Who exactly are they referring to?
- Political journalists, who help their sources insult people and ruin careers anonymously? Or do what Stephen Colbert pointed out was "the White House tells you what to write, you write it down, and print it."
- Sports journalists, who basically are professional sports fans, desperately clinging to rumor, conjecture, and hearsay?
- Business journalists, who often act as cheerleaders for a company's stock more than anything else?
- Slashdot editors? (enough said)
These are not the days of Bernstein, Woodward, Hersch, etc.
I am officially gone from
for years the model was to sell the newspaper for the cost of print and let advertising cover everything else including the profits. in the late 1990's the newspapers should have bought up Ebay and Craigslist or at the very least started a competitor. instead the trust fund babies who run most of the newspapers allowed their content to be commoditized by Google, they lost the advertising market probably because they thought it was beneath them to go online. and now they are crying. the WSJ was an exception to this for a few years, but there are some good financial bloggers out there now that will give them a lot of competition.
I remember 10 years ago if you wanted to sell your apartment in NYC you had to advertise in the NY Times and pay their ridiculous rates. and the supposedly liberal pro-blue collar newspaper that the NY Times is supposed to be has the snobbiest RE section i've ever seen. on sundays you would see people walking around with a copy of the Real Estate section checking out buildings to buy in. these days the realtors still advertise in the NY Times but it's a generic add with the same properties that probably aren't on the market anymore and the goal is to get people to call the office. not to sell a specific property. all the properties for sale are listed on redfin, craiglist, MLS which is open to everyone now
and there have been so many new immigrants in the NYC area lately that it makes sense to advertise in their ethnic non-english newspapers as well.
I take it by your "government is always worse than private sector" bias that you're most likely american.
Here in Sweden the general consensus seems to be that SVT ("Sveriges Television" lit. "The swedish television") is the most reliable broadcaster while private ones are considered a lot less reliable by most people except for the extreme right who insist on SVT being "communist", "leftist" and "government controlled", they even use these descriptions now even though we currently have a right-wing coalition government.
What's important is that there is separation between government-funded media outlets and the government that funds them, not that governments shouldn't fund media outlets (SVT has a lot of advantages over privately funded television networks, such as how they can broadcast shows that only appeal to a fairly small subset of the population while the private networks prefer constantly going for the least common denominator).
/Mikael
Greylisting is to SMTP as NAT is to IPv4
Neither of you replied to precisely the point I made -- you can't trust anything you read or hear in the media right now because there is no standard of truth to which they are legally bound.
I mentioned only Fox News because they're the ones who fought for the right to lie to the public, not because I think there's any difference between them and the rest.
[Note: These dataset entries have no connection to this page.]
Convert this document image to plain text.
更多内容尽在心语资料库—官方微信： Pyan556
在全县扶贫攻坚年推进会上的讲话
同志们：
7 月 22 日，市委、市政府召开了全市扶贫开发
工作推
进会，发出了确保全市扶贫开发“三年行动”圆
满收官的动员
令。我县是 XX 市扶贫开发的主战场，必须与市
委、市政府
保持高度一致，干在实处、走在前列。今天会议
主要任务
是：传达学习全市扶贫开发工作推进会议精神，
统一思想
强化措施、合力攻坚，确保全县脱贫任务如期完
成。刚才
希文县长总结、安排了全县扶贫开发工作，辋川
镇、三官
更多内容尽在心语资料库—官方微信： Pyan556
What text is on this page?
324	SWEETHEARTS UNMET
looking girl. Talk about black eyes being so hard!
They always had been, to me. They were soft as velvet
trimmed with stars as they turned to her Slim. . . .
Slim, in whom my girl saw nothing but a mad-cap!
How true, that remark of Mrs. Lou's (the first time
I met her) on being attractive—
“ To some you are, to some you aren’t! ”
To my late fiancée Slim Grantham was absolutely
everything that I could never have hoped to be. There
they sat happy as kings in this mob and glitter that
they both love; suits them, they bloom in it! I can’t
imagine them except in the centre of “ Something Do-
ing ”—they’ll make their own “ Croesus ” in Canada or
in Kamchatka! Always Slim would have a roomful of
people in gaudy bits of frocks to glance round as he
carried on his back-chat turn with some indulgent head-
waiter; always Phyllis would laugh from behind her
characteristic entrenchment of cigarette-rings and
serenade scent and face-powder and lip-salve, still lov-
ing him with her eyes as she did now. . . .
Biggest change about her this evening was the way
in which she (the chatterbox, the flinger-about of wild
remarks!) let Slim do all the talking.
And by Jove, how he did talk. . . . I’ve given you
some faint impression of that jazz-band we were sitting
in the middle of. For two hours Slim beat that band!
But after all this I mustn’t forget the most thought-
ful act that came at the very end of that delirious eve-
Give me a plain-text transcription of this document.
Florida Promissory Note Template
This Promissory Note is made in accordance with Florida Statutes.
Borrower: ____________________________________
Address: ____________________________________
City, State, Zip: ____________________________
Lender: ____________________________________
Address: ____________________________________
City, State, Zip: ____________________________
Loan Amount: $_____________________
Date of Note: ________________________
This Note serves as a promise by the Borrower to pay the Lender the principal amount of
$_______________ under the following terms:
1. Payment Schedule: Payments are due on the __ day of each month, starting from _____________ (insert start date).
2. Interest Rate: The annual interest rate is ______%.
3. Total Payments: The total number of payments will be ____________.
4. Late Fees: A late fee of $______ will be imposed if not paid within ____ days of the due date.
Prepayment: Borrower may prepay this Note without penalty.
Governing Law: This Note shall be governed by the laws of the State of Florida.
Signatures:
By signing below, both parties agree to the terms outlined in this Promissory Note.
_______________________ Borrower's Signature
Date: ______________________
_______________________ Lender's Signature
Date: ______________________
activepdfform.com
In fact my argument implied the opposite -- that I think all media can and will lie to us at any time for ratings.
You can find the reporting on the case from whichever outlet you prefer by Googling something like "fox news truth first amendment florida court case" which worked for me, although several of the headlines seem to read things like "Fox News gets okay to misinform public".
I love how you put words in my mouth, by the way, without asking what kind of regulation I'd insinuated at all because you believe that government people are inherently more crooked than private sector people.
I believe strongly that Fox News should have lost this case, that knowingly publishing falsehoods and claiming them to be true ought to be illegal for any media outlet, and I believe most of the American public expects this to be the case already when it clearly is not.
PS the First Amendment is government intervention. Jeez.